I push a door that seems to the bathroom, I walk in and close it behind me. I turn around and almost fell unconscious. The sight is mindblowing. The sight of the ocean and the moon and the stars. The water is glowing.

I strip out of my clothes and dip into the warm pool. What I was feeling is heavenly. Can I stay here forever? I could actually swim in the tub. I move around enjoying the water and the view. Being the Queen has it's own perks, such a waste she'll die in six months.

I slap my cheeks. I won't die! I'll survive. I'm not the queen.

After what felt like forever I got out. I wrap myself in a soft baby pink towel. There are a bunch of moisturizers. I sat on the chair and apply chocolate scented moisturizer over my body while murmuring a song.

I let go of the towel and wear my underwear. Wait when are my periods coming? In the book there was no mention of periods? Does that mean I won't get any periods? I just hope they aren't painful, praying for the impossible aren't we?

There's a knock on the door, I jump and look at door. I locked it. Shit I was going to take a quick bath but it's probably been an hour.

I put on my clothes quickly and rush out, I search for him and find him by the window. He turns to me, his eyes linger a bit on my thighs before he looks up at my face.

"You look good in those clothes." He says, that compliment coming from him feels like I've been announced Miss America. It takes him two big strides to reach me. "Let's go have dinner." He holds out his hand, I hesitatly place mine in his.

I have to maintain distance from him, but that seems so be the hardest thing.

We walk out of the room, it seems to be a boarding house in the middle of the ocean. It has big windows that show that we are surrounded by water on all sides.

I try to pull my hand away but he holds it tighter. He turns to look at me, he tugs on my hand pulling me to him, our chest meet giving me weird sensations.

"Why are you pushing me away?" His breath fans over my face, he smells like mint - fresh and clean - like summer breeze.

"I'm not." I try to step away but he wraps his arm around me keeping me in place. "What are you doing?" Panick raises in the pit of belly, I push on his chest trying my best not to squeeze them in the process.

"Then what are you doing?" He ask theoretically. I glare at him, why is he doing this!?

"I don't like this. Let go." I struggle. "I don't want to do it with you."

It hurt, I hurt so bad but I can't tell him to stop. It's my duty, it's my responsibility to have a baby for him.
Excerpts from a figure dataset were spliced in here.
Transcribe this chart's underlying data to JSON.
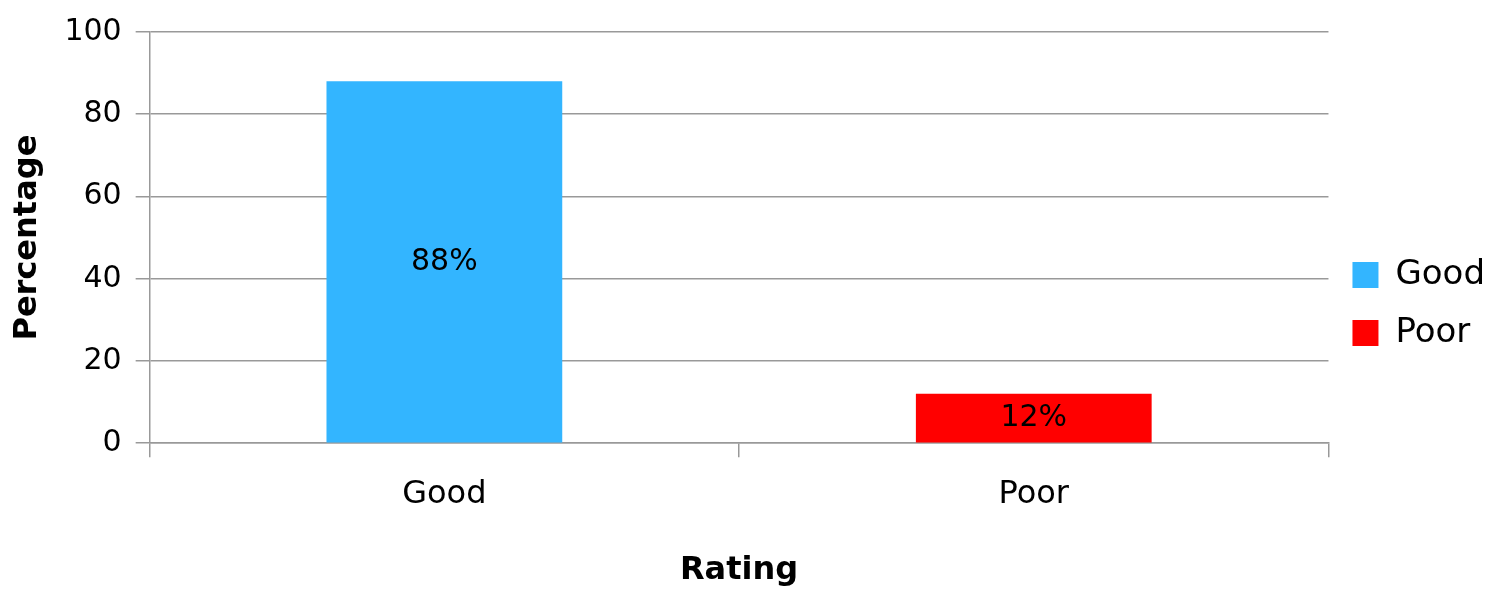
{
  "chart_data": {
    "type": "bar",
    "xlabel": "Rating",
    "ylabel": "Percentage",
    "categories": [
      "Good",
      "Poor"
    ],
    "series": [
      {
        "name": "Good",
        "color": "#33b5ff",
        "values": [
          88,
          null
        ],
        "value_labels": [
          "88%",
          null
        ]
      },
      {
        "name": "Poor",
        "color": "#ff0000",
        "values": [
          null,
          12
        ],
        "value_labels": [
          null,
          "12%"
        ]
      }
    ],
    "ylim": [
      0,
      100
    ],
    "yticks": [
      0,
      20,
      40,
      60,
      80,
      100
    ],
    "grid": "y",
    "legend": "right"
  }
}
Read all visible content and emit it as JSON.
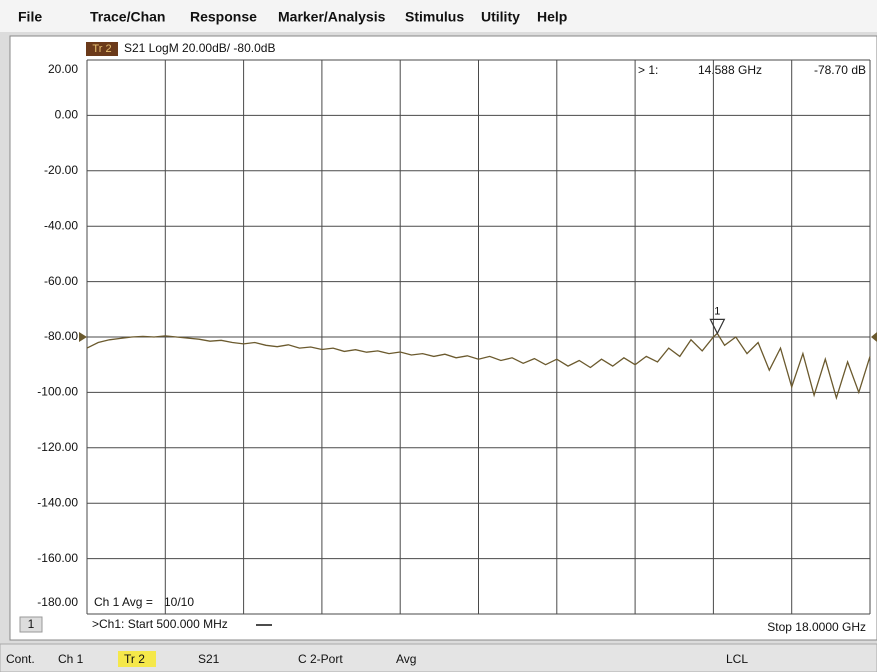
{
  "menu": [
    "File",
    "Trace/Chan",
    "Response",
    "Marker/Analysis",
    "Stimulus",
    "Utility",
    "Help"
  ],
  "trace_badge": "Tr 2",
  "trace_header": "S21 LogM 20.00dB/ -80.0dB",
  "marker_readout": {
    "index": "> 1:",
    "frequency": "14.588 GHz",
    "level": "-78.70 dB"
  },
  "marker": {
    "label": "1",
    "x": 14.588,
    "value": -78.7
  },
  "avg_label": "Ch 1 Avg =",
  "avg_value": "10/10",
  "channel_button": "1",
  "start_label": ">Ch1: Start 500.000 MHz",
  "stop_label": "Stop 18.0000 GHz",
  "status_bar": [
    "Cont.",
    "Ch 1",
    "Tr 2",
    "S21",
    "C 2-Port",
    "Avg",
    "LCL"
  ],
  "chart_data": {
    "type": "line",
    "color": "#6b5a2e",
    "grid": true,
    "ref_level": -80,
    "xlim": [
      0.5,
      18
    ],
    "ylim": [
      -180,
      20
    ],
    "yticks": [
      {
        "value": 20,
        "label": "20.00"
      },
      {
        "value": 0,
        "label": "0.00"
      },
      {
        "value": -20,
        "label": "-20.00"
      },
      {
        "value": -40,
        "label": "-40.00"
      },
      {
        "value": -60,
        "label": "-60.00"
      },
      {
        "value": -80,
        "label": "-80.00"
      },
      {
        "value": -100,
        "label": "-100.00"
      },
      {
        "value": -120,
        "label": "-120.00"
      },
      {
        "value": -140,
        "label": "-140.00"
      },
      {
        "value": -160,
        "label": "-160.00"
      },
      {
        "value": -180,
        "label": "-180.00"
      }
    ],
    "x": [
      0.5,
      0.75,
      1.0,
      1.25,
      1.5,
      1.75,
      2.0,
      2.25,
      2.5,
      2.75,
      3.0,
      3.25,
      3.5,
      3.75,
      4.0,
      4.25,
      4.5,
      4.75,
      5.0,
      5.25,
      5.5,
      5.75,
      6.0,
      6.25,
      6.5,
      6.75,
      7.0,
      7.25,
      7.5,
      7.75,
      8.0,
      8.25,
      8.5,
      8.75,
      9.0,
      9.25,
      9.5,
      9.75,
      10.0,
      10.25,
      10.5,
      10.75,
      11.0,
      11.25,
      11.5,
      11.75,
      12.0,
      12.25,
      12.5,
      12.75,
      13.0,
      13.25,
      13.5,
      13.75,
      14.0,
      14.25,
      14.5,
      14.588,
      14.75,
      15.0,
      15.25,
      15.5,
      15.75,
      16.0,
      16.25,
      16.5,
      16.75,
      17.0,
      17.25,
      17.5,
      17.75,
      18.0
    ],
    "values": [
      -84,
      -82,
      -81,
      -80.5,
      -80,
      -79.8,
      -80,
      -79.6,
      -80,
      -80.4,
      -80.8,
      -81.5,
      -81.2,
      -82,
      -82.5,
      -82,
      -83,
      -83.5,
      -82.8,
      -84,
      -83.6,
      -84.5,
      -84,
      -85.2,
      -84.6,
      -85.5,
      -85,
      -86,
      -85.4,
      -86.5,
      -86,
      -87,
      -86.2,
      -87.5,
      -86.8,
      -88,
      -87,
      -88.5,
      -87.5,
      -89.5,
      -87.8,
      -90,
      -88,
      -90.5,
      -88.5,
      -91,
      -88,
      -90.5,
      -87.5,
      -90,
      -87,
      -89,
      -84,
      -87,
      -81,
      -85,
      -80,
      -78.7,
      -83,
      -80,
      -86,
      -82,
      -92,
      -84,
      -98,
      -86,
      -101,
      -88,
      -102,
      -89,
      -100,
      -87
    ]
  }
}
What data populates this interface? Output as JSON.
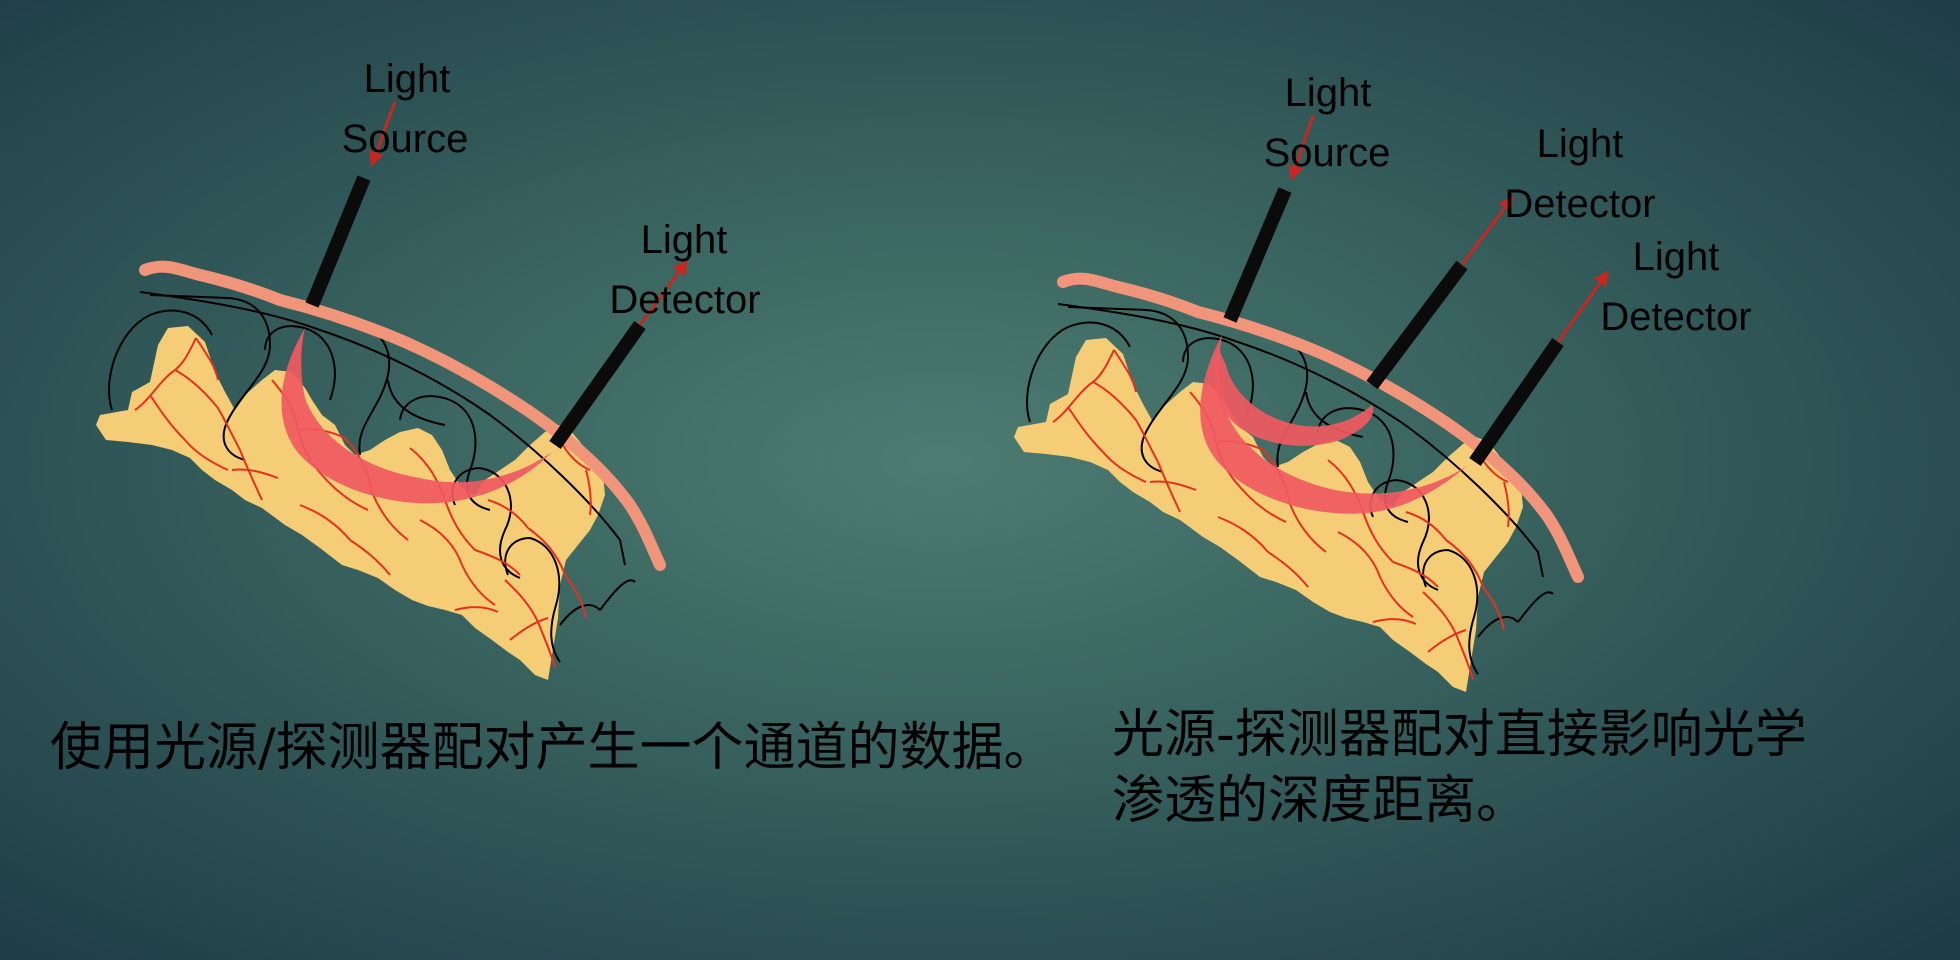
{
  "left_panel": {
    "source_label": [
      "Light",
      "Source"
    ],
    "detector_label": [
      "Light",
      "Detector"
    ]
  },
  "right_panel": {
    "source_label": [
      "Light",
      "Source"
    ],
    "detector1_label": [
      "Light",
      "Detector"
    ],
    "detector2_label": [
      "Light",
      "Detector"
    ]
  },
  "captions": {
    "left": "使用光源/探测器配对产生一个通道的数据。",
    "right_line1": "光源-探测器配对直接影响光学",
    "right_line2": "渗透的深度距离。"
  },
  "colors": {
    "background": "#3b6661",
    "cortex": "#f6cd77",
    "vessels": "#e8301f",
    "scalp": "#f0957a",
    "light_path": "#ef5a61",
    "arrow": "#c8271f",
    "probe": "#0b0b0b"
  },
  "icons": [
    "light-source-probe",
    "light-detector-probe",
    "brain-cortex",
    "scalp-layer",
    "light-path-banana"
  ]
}
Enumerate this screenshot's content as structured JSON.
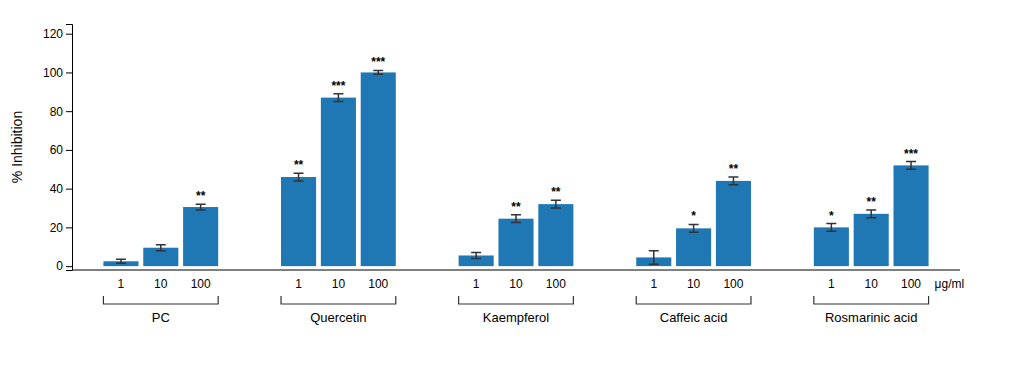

I didn't know making babies was this hurtful. My insides are burning, I hate this feeling. I feel his silhouette on me, I put a hand over my mouth stopping the yelps and groans, he might hate it.

He let's go of me, I'm breathing heavily. No, stop thinking. Stop thinking. It's all fictional, just a book. Just a book.

I calm down and look at him, he looks too shocked ti even move. He's hands are stretched wanting to grab me or pat my back but he doesn't try, and I'm thankful he didn't or I might actually die from a panick attack.

I need to cover this up, can't actually tell him what happened right? I give him a small smile, "Let's have dinner?" I look at the dinning table that is full of hot, delicious smelling food.

His shoulders relax and he nods, "Sure."